You might find messages like these in your log files:
[ERROR] [paperless.management.consumer] Creating PaperlessTask failed: db locked
You are likely using an sqlite based installation, with an increased number of workers and are running into sqlite's concurrency limitations. Uploading or consuming multiple files at once results in many workers attempting to access the database simultaneously.
Consider changing to the PostgreSQL database if you will be processing
many documents at once often. Otherwise, try tweaking the
PAPERLESS_DB_TIMEOUT
setting to allow more time for the database to
unlock. Additionally, you can change your SQLite database to use "Write-Ahead Logging".
These changes may have minor performance implications but can help
prevent database locking issues.
granian fails to start with "is not a valid port number"
You are likely running using Kubernetes, which automatically creates an
environment variable named ${serviceName}_PORT
. This is
the same environment variable which is used by Paperless to optionally
change the port granian listens on.
To fix this, set PAPERLESS_PORT
again to your desired port, or the
default of 8000.
Database Warns about unique constraint "documents_tag_name_uniq
You may see database log lines like:
ERROR: duplicate key value violates unique constraint "documents_tag_name_uniq"
DETAIL: Key (name)=(NameF) already exists.
STATEMENT: INSERT INTO "documents_tag" ("owner_id", "name", "match", "matching_algorithm", "is_insensitive", "color", "is_inbox_tag") VALUES (NULL, 'NameF', '', 1, true, '#a6cee3', false) RETURNING "documents_tag"."id"
This can happen during heavy consumption when using polling. Paperless will handle it correctly and the file will still be consumed
Consumption fails with "Ghostscript PDF/A rendering failed"
Newer versions of OCRmyPDF will fail if it encounters errors during processing.

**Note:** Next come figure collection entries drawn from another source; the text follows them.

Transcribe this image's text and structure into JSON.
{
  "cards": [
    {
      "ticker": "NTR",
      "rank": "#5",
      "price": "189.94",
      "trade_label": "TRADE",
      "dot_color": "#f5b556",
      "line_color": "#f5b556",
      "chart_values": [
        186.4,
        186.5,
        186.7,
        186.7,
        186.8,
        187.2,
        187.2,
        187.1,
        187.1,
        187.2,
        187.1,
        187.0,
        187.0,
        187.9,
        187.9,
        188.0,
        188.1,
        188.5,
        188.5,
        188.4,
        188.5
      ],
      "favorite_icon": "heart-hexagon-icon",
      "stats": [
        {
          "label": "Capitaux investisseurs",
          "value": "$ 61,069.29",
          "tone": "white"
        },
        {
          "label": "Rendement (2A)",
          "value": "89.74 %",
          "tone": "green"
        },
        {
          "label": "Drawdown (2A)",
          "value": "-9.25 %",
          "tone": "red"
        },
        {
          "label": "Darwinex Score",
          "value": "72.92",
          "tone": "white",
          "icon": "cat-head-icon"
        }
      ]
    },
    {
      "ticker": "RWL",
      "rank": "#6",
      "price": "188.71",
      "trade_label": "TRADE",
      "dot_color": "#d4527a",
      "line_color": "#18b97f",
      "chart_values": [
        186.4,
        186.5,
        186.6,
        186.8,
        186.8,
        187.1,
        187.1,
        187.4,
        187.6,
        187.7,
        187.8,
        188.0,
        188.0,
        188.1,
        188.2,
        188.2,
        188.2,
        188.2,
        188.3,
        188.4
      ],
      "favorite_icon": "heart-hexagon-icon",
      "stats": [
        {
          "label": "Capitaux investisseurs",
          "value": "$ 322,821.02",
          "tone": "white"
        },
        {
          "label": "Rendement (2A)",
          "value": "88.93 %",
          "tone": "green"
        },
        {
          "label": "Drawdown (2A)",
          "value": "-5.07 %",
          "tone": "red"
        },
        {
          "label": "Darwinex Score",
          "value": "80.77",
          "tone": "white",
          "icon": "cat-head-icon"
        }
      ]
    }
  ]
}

This is intentional as the output archive file may differ in unexpected or undesired
ways from the original. As the logs indicate, if you encounter this error you can set
PAPERLESS_OCR_USER_ARGS: '{"continue_on_soft_render_error": true}'
to try to 'force'
processing documents with this issue.
Logs show "possible incompatible database column" when deleting documents
You may see errors when deleting documents like:
Data too long for column 'transaction_id' at row 1
This error can occur in installations which have upgraded from a version of Paperless-ngx that used Django 4 (Paperless-ngx versions prior to v2.13.0) with a MariaDB/MySQL database. Due to the backawards-incompatible change in Django 5, the column "documents_document.transaction_id" will need to be re-created, which can be done with a one-time run of the following management command:
$ python3 manage.py convert_mariadb_uuid
Platform-Specific Deployment Troubleshooting
A user-maintained wiki page is available to help troubleshoot issues that may arise when trying to deploy Paperless-ngx on specific platforms, for example SELinux. Please see the wiki.